Ichiko est à la fois complice et victime, c'est ce qui intéressait le réalisateur : « Ichiko apprend à ses dépens que la position sociale, l’estime de soi et les liens humains sont comme les différents étages d’un bâtiment construit sur un sol sablonneux. Et ce sol n’est pas uniquement sous Ichiko, il s’étend sous chacun d’entre nous ».
Le film brouille les pistes niveau temporalité : « Le déclic s'est fait quand je me suis aperçu que jouer sur les strates de temps, était une bonne manière de montrer les différents traits de caractère d'Ichiko. Je n'ai rien inventé, ce n'est finalement qu’un mécanisme hitchcockien de jeu avec le spectateur », explique le réalisateur. Ce procédé lui permet d'apporter de l'ambiguïté à son récit et de s'intéresser à la pluralité de son héroïne : « Comment interagir avec différentes personnes ? Votre façon de parler change quand vous parlez à un enfant. Différents facteurs affectent toujours la façon dont les gens vont interagir les uns avec les autres, de sorte que vous pouvez avoir une pluralité de possibilités ».
Après avoir dirigé Mariko Tsutsui dans Harmonium, Kôji Fukada a eu envie de retourner avec elle. À l'origine, le scénario suivait trois femmes liées dans une histoire et l'une d'entre elle devait être jouée par Tsutsui. Puis le script a évolué pour être centré sur une seule femme, faisant de Tsutsui l'actrice principale de L'Infirmière. Le réalisateur ne tarit pas d'éloges sur sa comédienne : « Elle est très expérimentée, elle a beaucoup joué, non seulement au cinéma mais aussi au théâtre. Elle est aussi toujours très attachée à entrer dans son personnage. Elle fait beaucoup de recherches. Elle se prépare vraiment, et veut comprendre qui elle va jouer. Nous avons une relation basée sur la confiance et, grâce à cela, je sais que je peux écrire mon scénario très librement parce qu'elle sera capable de réaliser pleinement le personnage ».
Le titre original de L'Infirmière, Yokogao, signifie « De profil ». « Ce qui est intéressant avec un profil, c'est que vous pouvez voir un côté ou l'autre, mais jamais les deux profils en même temps », explique Kôji Fukada, soulignant l'idée de dualité de ses personnages.
Kôji Fukada ne cache pas son admiration pour Eric Rohmer : « J'apprécie vraiment chacun de ses films, à tel point que souvent quand je me concentre sur une scène particulière, je pense : "Où et par quel moyen Eric Rohmer aurait-il filmer cette scène particulière ?" Il y a un film qui pourrait peut être considéré comme important pour mon nouveau film : Les Nuits de la pleine lune (1984), où cette fille devient le centre d'une histoire compliquée ».

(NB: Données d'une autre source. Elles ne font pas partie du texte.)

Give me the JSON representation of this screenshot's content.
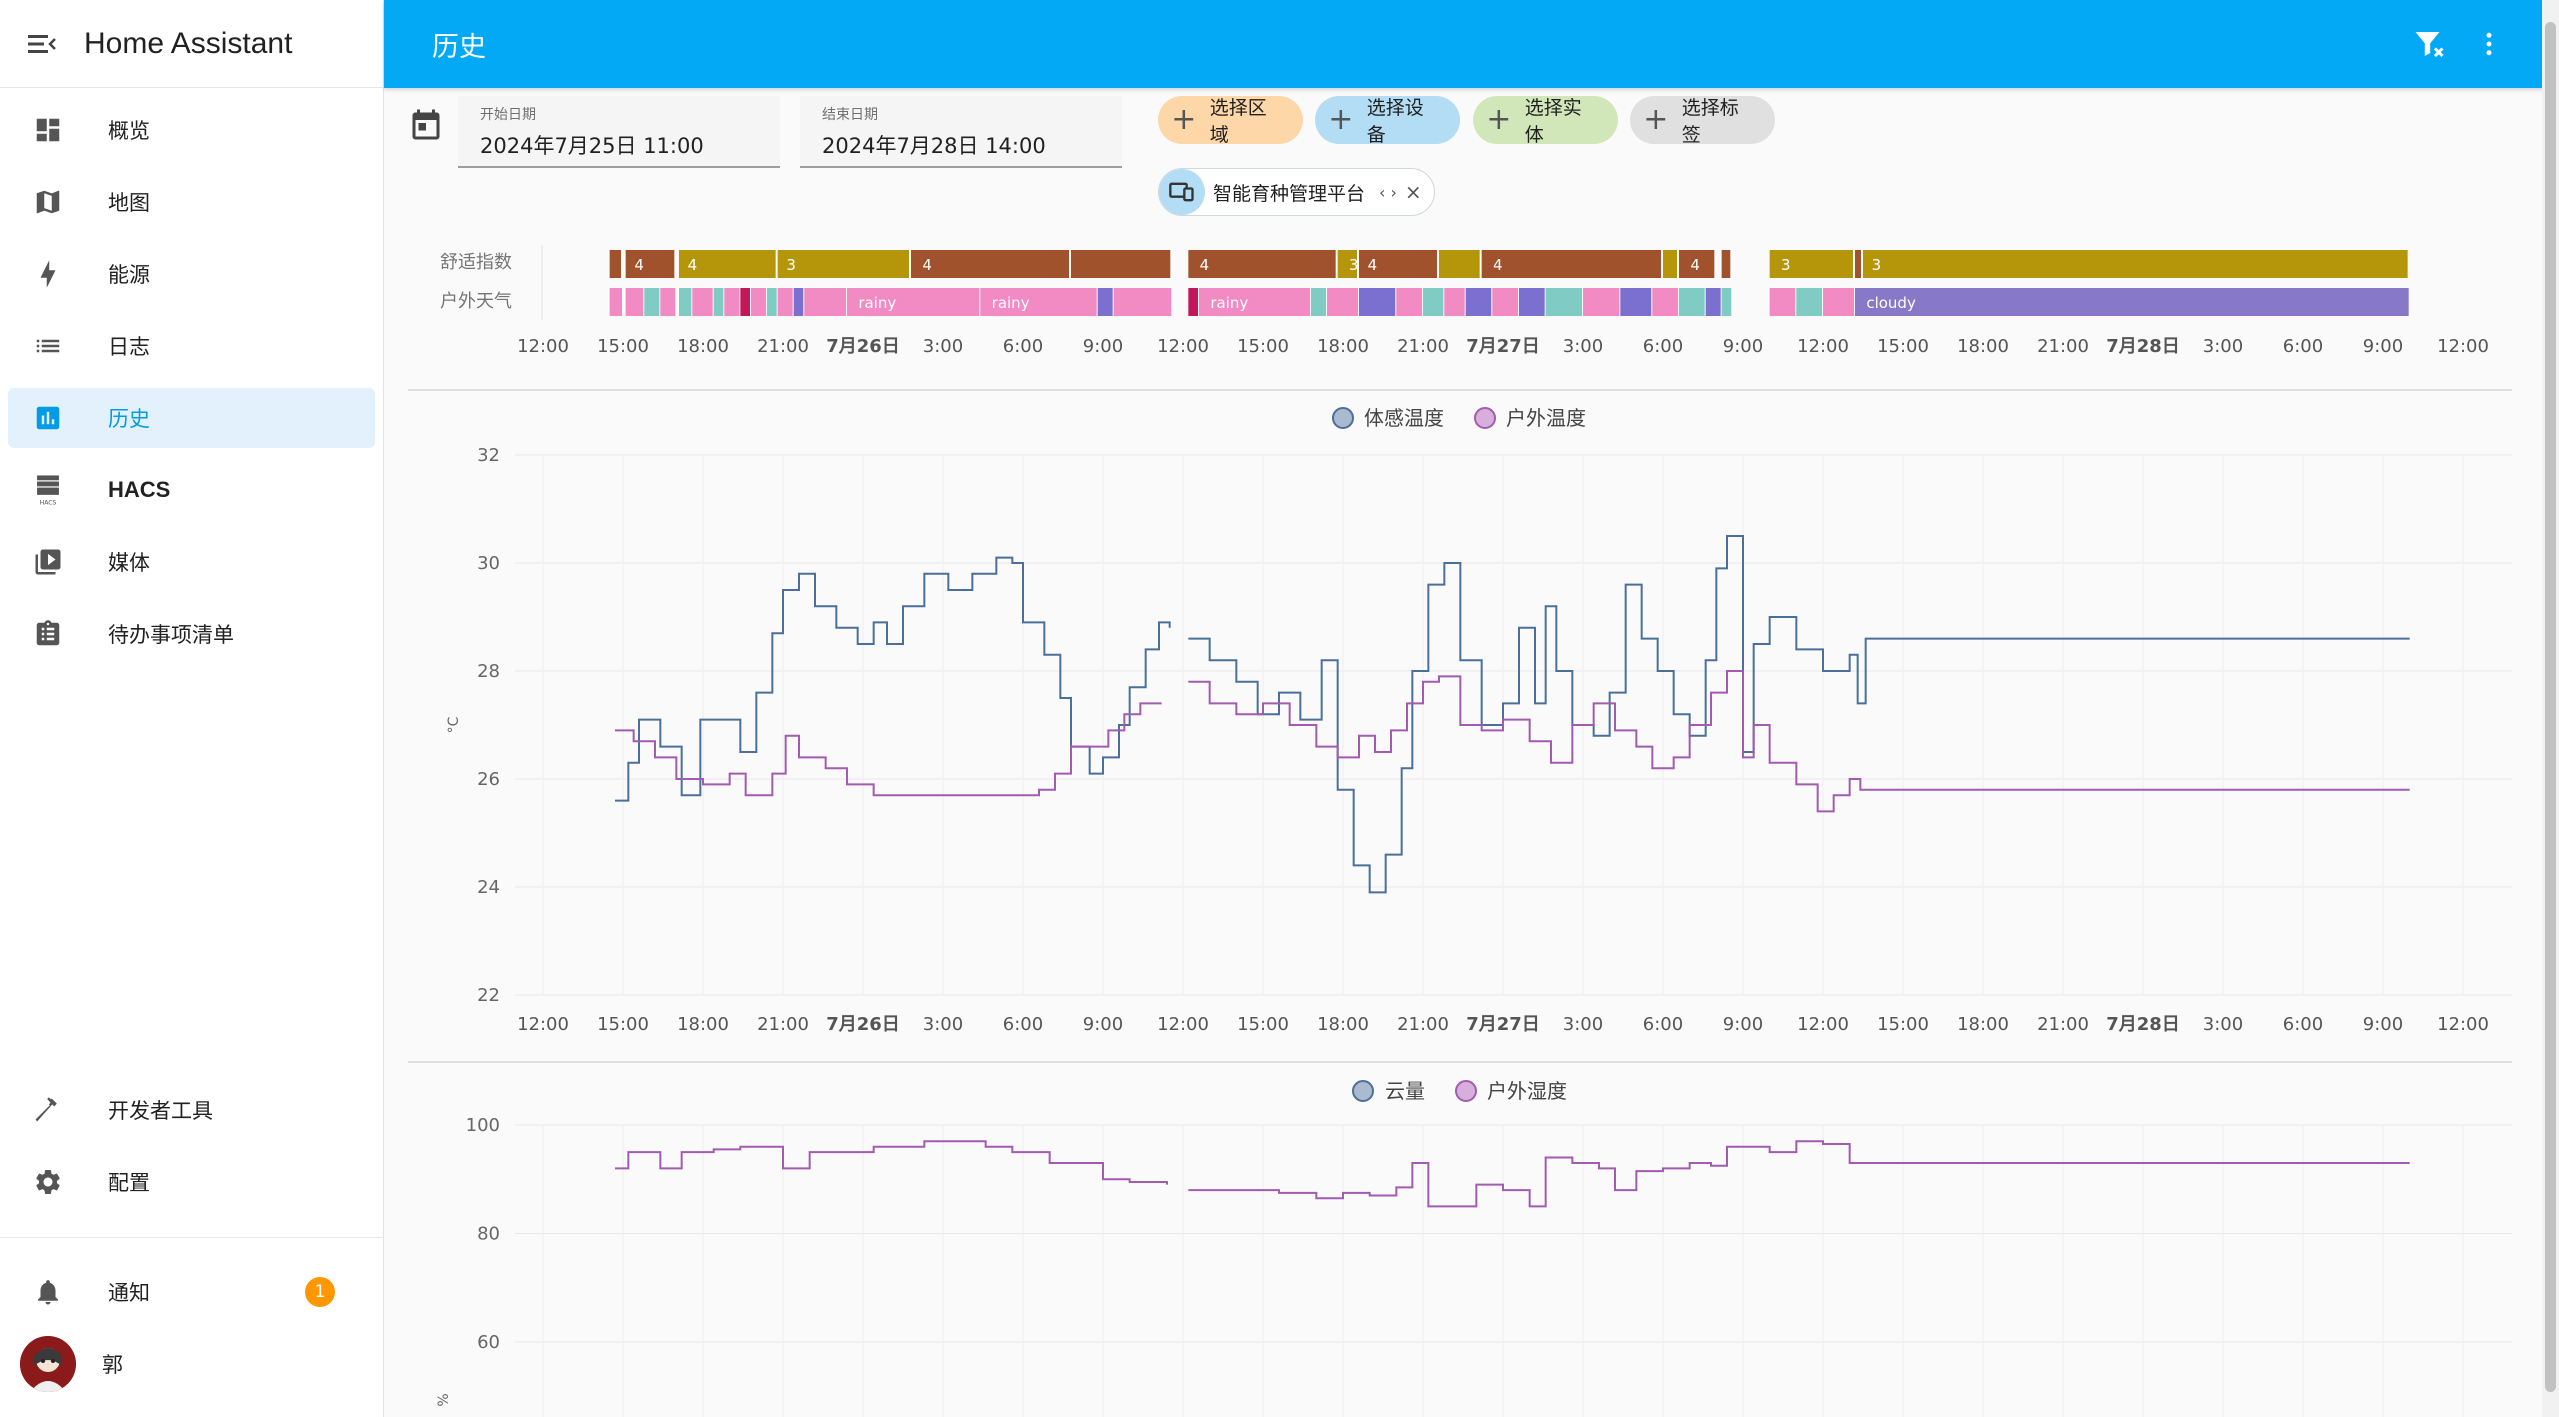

Le coronavirus a provoqué au Japon une vague d’intimidation et de discrimination contre les malades, leurs familles et les agents de santé. Certains infirmières ne peuvent plus fréquenter certains endroits, qui les rejettent par crainte de la maladie mais aussi par obsession de la pureté, très importante dans la culture japonaise.